Der Mond im See
Wenn es wahr ist, was in dem Brief steht, daß der Fahrer des Wagens keine Ahnung hat, was vor sich geht, dann wird er auch keinen der Beteiligten kennen. Weder Sie noch mich.«
»Und wie wird er mich erkennen?« fragte Renate.
»Sie können ihm ein Bild von dir gezeigt haben. Oder es ist eben doch kein Unbeteiligter, was ich im stillen denke. Es könnte doch auch dieser verschwundene Pferdepfleger sein, nicht wahr? Er wäre als Bote doch sicher geeignet. Oder sogar Ihr Unbekannter mit der Sonnenbrille.«
»Das glaube ich nicht«, sagte ich, »der geht bestimmt kein Risiko ein. Aber Jeannot – das wäre möglich. Vielleicht könnte ich ihn in meinem Wagen verfolgen?«
»Besser nicht. Denn das gefährdet ja die ganze Aktion. Er würde es sicher merken.«
»Na ja, warten wir mal ab.«
Um sie ein wenig abzulenken, erzählte ich ihnen noch von Amigos Suchausflug an den See und wie ich ihn gefunden hatte. Renate war gerührt. Ihr Gesicht wurde weich. »Er hat René nicht vergessen und hat ihn gesucht.«
Am nächsten Vormittag fuhren wir nach Zürich. Jacques und Renate in einem Wagen, ich in meinem. Wir fuhren zu verschiedenen Zeiten ab und trafen auch keine Verabredung für Zürich.

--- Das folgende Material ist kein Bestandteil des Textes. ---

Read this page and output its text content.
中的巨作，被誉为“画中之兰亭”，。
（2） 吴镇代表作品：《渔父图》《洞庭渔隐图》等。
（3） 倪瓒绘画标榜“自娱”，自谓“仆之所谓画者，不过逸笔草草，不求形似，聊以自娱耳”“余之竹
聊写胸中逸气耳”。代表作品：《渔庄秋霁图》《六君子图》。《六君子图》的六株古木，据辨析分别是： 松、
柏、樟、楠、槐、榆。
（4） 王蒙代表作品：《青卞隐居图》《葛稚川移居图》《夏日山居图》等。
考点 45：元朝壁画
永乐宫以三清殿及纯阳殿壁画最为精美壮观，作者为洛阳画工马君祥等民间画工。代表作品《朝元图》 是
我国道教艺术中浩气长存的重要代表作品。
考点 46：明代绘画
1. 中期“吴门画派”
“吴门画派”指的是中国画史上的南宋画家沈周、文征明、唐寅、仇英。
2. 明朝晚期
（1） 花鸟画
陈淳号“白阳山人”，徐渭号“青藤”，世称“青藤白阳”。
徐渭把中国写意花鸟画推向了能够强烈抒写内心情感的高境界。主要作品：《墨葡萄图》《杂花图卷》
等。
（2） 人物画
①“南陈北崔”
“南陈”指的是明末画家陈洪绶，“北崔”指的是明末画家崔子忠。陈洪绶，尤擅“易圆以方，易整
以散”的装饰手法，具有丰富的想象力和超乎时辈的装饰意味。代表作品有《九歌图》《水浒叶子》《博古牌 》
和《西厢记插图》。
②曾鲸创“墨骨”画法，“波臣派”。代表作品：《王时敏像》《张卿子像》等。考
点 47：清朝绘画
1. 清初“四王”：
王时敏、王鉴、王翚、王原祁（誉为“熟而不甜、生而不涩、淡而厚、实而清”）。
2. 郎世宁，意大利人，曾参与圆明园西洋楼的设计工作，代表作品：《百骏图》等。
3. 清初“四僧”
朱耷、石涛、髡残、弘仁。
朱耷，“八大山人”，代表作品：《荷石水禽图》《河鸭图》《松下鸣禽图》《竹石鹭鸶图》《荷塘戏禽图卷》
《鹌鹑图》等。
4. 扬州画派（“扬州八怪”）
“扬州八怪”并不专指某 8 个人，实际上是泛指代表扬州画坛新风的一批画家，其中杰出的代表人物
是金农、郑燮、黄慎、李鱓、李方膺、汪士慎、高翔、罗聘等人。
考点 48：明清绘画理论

Um es kurz zu machen: Nichts geschah.
Renate stand eine Stunde lang auf der Brücke. Sie blieb dicht am Randstein, sie ging auf und ab, eine schmale Gestalt in einem grauen Kostüm. Sie blickte jedem Auto entgegen, sie sah ihm nach. Es muß eine furchtbare Stunde für sie gewesen sein.
Ich lief auf dem Stück zwischen der Brücke und der Einmündung der Bahnhofstraße hin und her. Auch ich musterte jeden Wagen, der kam, jeden, der ging, jeden, der an der Ampel hielt. Ich rauchte eine Zigarette nach der anderen, meine Hände zitterten, und meine Nerven waren zum Zerreißen gespannt.
Aber nichts geschah.
Etwas nach halb vier sah ich beide, Renate und Jacques, auf mich zukommen. Er mußte Renate stützen, sie schwankte. Ihr Gesicht war weiß, und ihre Augen brannten wie schwarze Löcher darin. Wir gingen bis zum Baur au Lac, setzten uns in die halbdunkle leere Bar. Renate rührte sich nicht, die Tränen liefen ihr übers Gesicht.
Jacques hatte sie an sich gezogen und streichelte sie. Er bestellte Kognak und Kaffee für uns, wir zwei Männer redeten, ließen Renate Zeit, sich zu beruhigen.
»Sie haben es sich anders überlegt«, meinte Jacques schließlich. »Es war riskant. Sie haben es nicht gewagt. Sicher sind sie an uns vorbeigefahren. Was meinen Sie?«
Ich hob die Schultern. »Keine Ahnung. Ich habe niemanden gesehen, den ich kenne. Und was nun?«
»Ja, was nun? Wir müssen weiter warten.«
Warten auf einen neuen Brief. Einen neuen Termin. Auf ein Wunder, das René retten würde.
Zwischen uns stand auf einem Stuhl eine hübsche braune Ledertasche, wie eine zierliche Schultasche für ein junges Mädchen sah sie aus. Niemand sah ihr an, daß sich eine Million Franken darin befand.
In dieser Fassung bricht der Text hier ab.